A cell containing smallpox viruses, as captured by transmission electron microscopy
Smallpox was declared eradicated in 1980 by the World Health Organization, after an effort to vaccinate the globe. But several vials labeled as the disease were found at a Pennsylvania vaccine research facility belonging to Merck, when a laboratory worker was cleaning out a freezer.
There’s no indication that anyone was exposed to the vials, the CDC told CNN in an email. The lab worker was wearing gloves and a face mask, and the FBI is now investigating.
The incident is similar to one in 2014, when employees of the National Institutes of Health found six vials of smallpox in an unused storage room while packing up a lab in Bethesda, MD. Two of those vials had viable doses of the virus, but there was no evidence, at the time, that anyone had been exposed to it.
There’s been an ongoing debate among scientists whether or not to keep around samples of the virus. Routine vaccinations against the virus stopped in 1972, CNN said, but some military personnel still get the jab. Meanwhile, boosters are recommended every 3 to 5 years by the CDC.
‘Because of concern that variola virus might be used as an agent of bioterrorism, the US government has stockpiled enough smallpox vaccine to vaccinate everyone who would need it if a smallpox outbreak were to occur,’ the CDC says on its website. ‘When there is NO smallpox outbreak, you should get the smallpox vaccine if you are … a lab worker who works with virus that causes smallpox or other viruses that are similar to it.

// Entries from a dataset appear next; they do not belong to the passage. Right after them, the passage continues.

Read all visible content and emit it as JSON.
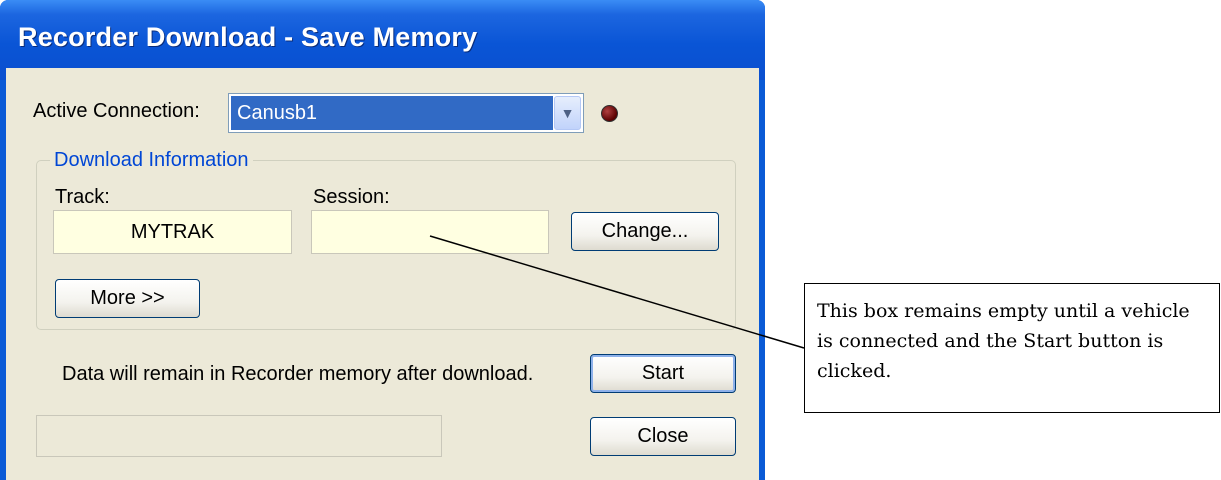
{
  "window": {
    "title": "Recorder Download - Save Memory"
  },
  "connection": {
    "label": "Active Connection:",
    "selected": "Canusb1",
    "status_led_color": "#6b0000"
  },
  "download_info": {
    "group_title": "Download Information",
    "track_label": "Track:",
    "track_value": "MYTRAK",
    "session_label": "Session:",
    "session_value": "",
    "change_button": "Change...",
    "more_button": "More >>"
  },
  "status_message": "Data will remain in Recorder memory after download.",
  "buttons": {
    "start": "Start",
    "close": "Close"
  },
  "callout": {
    "text": "This box remains empty until a vehicle is connected and the Start button is clicked."
  }
}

‘When there is a smallpox outbreak, you should get the smallpox vaccine if you are directly exposed to smallpox virus.’
The smallpox vaccine is not administered in a shot, like other vaccines, but rather, given with a two-pronged needle that is dipped into the vaccine solution, then pricks the skin several times. That is not deep but will cause a sore spot, and lead to a red lesion developing in three or four days.
Right now, there are only two labs in the world that are authorized to store the virus, a CDC site in Atlanta and another in Russia.
Neither Merck, nor the CDC responded to requests for comment by Endpoints News as of publication.
Smallpox’s history dates as far back as the 6th century, when an increase in trade between China and Korea brought the virus to Japan. On average, three of every 10 people who contracted the virus died, and those who survived often were left with severe scarring.
In 1959, the WHO started a plan to rid the world of the virus, and cases were eliminated in North America and Europe by 1953. The last person to have active smallpox was a 3-year-old from Bangladesh in 1975, and the last person to die of smallpox was a medical photographer at Birmingham University Medical School. She died in 1978.